La BCE a évité le rationnement du crédit, mais…

par Cédric Thellier, économiste chez Natixis

Les banques centrales de la zone euro viennent de publier en milieu de semaine les résultats de leurs enquêtes trimestrielles respectives conduites auprès des banques commerciales sur la distribution de crédit au secteur privé. Si ces dernières ont continué de resserrer leurs critères d’octroi au premier trimestre 2012, elles l’ont fait de manière significativement moins prononcée que lors du trimestre précédent, et ce tant pour les sociétés non financières que pour les ménages.

Parmi les facteurs explicatifs, les établissements soulignent que leur accès au financement de marché ainsi que leur position de liquidité ont été beaucoup moins défavorables entre janvier et mars qu’au cours des trois derniers mois de 2011. A cet égard, il semble donc que les mesures non conventionnelles de la BCE, en particulier les deux opérations de refinancement à 3 ans conduites fin décembre et fin février aient eu un impact significatif, en participant notamment à l’affaiblissement des tensions sur les marchés de dettes souveraines. Bien qu’en repli, ce sont finalement les craintes liées aux perspectives macroéconomiques générales qui demeurent le principal contributeur au resserrement des conditions.

Au niveau national, ce constat peut être globalement fait pour les principaux pays de la zone, mais est particulièrement vrai en Italie, où le resserrement avait été nettement plus marqué que la moyenne européenne au dernier trimestre 2011. Ainsi, tandis que 100% des banques transalpines avaient resserré leurs critères d’octroi de crédit aux grandes entreprises entre octobre et décembre derniers, elles ne sont plus que 37,5% en termes nets1 à l’avoir fait entre janvier et mars. Pour le crédit aux petites et moyennes entreprises, elles sont mêmes 12,5% en termes nets à avoir desserré ces critères, après avoir été 62,5% à les resserrer au trimestre précédent.

Toutefois, comme le reconnaissait Mario Draghi devant le Parlement européen en préambule de la publication des résultats de l’enquête, la distribution de crédit demeure faible, en raison d’une demande fragile.

En effet, cette relative amélioration de la situation du côté de l’offre de crédit s’est accompagnée d’un nouveau repli de la demande, plus prononcé qu’il y a trois mois, à la fois pour les SNF et les ménages.
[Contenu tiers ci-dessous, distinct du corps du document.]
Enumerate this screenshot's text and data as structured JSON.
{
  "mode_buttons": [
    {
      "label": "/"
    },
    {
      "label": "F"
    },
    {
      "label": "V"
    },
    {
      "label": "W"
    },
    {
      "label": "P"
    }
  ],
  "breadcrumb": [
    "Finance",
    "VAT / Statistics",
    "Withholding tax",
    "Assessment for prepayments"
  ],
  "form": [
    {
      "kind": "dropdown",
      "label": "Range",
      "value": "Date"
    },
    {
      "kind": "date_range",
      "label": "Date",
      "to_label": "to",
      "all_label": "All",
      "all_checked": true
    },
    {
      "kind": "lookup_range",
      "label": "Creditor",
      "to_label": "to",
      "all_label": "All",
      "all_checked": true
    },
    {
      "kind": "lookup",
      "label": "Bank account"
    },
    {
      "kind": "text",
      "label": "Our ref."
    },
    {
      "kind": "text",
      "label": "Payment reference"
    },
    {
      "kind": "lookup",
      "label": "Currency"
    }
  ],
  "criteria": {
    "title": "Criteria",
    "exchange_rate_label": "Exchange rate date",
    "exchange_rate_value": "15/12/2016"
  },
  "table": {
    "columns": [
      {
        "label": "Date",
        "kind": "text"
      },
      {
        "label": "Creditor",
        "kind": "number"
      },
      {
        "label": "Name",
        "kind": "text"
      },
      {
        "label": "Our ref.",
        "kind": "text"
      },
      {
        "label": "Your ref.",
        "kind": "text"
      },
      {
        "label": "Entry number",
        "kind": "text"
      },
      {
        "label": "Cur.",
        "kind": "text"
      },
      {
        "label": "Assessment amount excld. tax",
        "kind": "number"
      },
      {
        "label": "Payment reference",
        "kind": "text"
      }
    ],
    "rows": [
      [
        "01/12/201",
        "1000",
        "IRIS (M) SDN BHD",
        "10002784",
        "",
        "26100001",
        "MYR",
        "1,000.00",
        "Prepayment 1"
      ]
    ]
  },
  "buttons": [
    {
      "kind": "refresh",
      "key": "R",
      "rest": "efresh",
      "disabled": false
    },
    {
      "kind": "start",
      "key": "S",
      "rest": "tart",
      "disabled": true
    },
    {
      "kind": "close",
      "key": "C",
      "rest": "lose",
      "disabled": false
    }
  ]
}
Cependant cette baisse, plus marquée encore qu’attendu, ne constitue pas vraiment une surprise et s’explique surtout par la faiblesse de la confiance des ménages (pression à la baisse sur les salaires, hausse du taux de chômage) et de l’investissement des entreprises, dans un contexte de marché immobilier dégradé (hormis en Allemagne)2 et de surcapacités productives.

Quant aux perspectives pour le deuxième trimestre, les banques européennes s’attendent d’un côté à un resserrement très marginal de leurs critères d’octroi, et parallèlement, à un recul nettement moins significatif de la demande de crédit, voire une légère hausse de la part des SNF. Cependant, notamment du côté de l’offre, les attentes exprimées dans cette enquête, relativement encourageantes, pourraient être déçues compte tenu du regain de tensions observé récemment sur les marchés de dette souveraine qui, par ricochet, pèse sur le système bancaire.

En conséquence, la BCE devrait selon nous souligner lors de sa réunion la semaine prochaine une certaine efficacité de ses mesures non conventionnelles depuis le début 2012, tout en demeurant prudente sur l’évolution à court terme du financement de l’économie réelle. En termes de politique monétaire, le scénario le plus probable est celui d’un statu quo des taux directeurs, même si nous n’écartons pas l’éventualité d’une nouvelle baisse au cours des prochains mois, en cas de matérialisation du risque déflationniste via un effondrement du crédit. Quant aux mesures non conventionnelles, Mario Draghi sera probablement interrogé sur l’opportunité d’une nouvelle opération de refinancement à très long terme dans la mesure où lui-même relève leur efficacité. Mais sans doute insistera-t-il sur la faiblesse de la demande de crédit, sur laquelle la BCE a sans doute moins de prise que sur l’offre, dans un contexte de perspectives d’activité atone : l’occasion pour lui de rappeler une nouvelle fois les gouvernements européens à leurs responsabilités et d’expliciter ses récents propos sur le « pacte de croissance » ?

NOTES

  1. Le pourcentage net est obtenu par la soustraction du nombre de banques ayant desserré leurs critères au nombre de banques les ayant resserrés.
  2. Cf. à ce sujet, Flash n°2012-305, « Immobilier rés identiel européen : cycle de crédit et dynamique des prix ».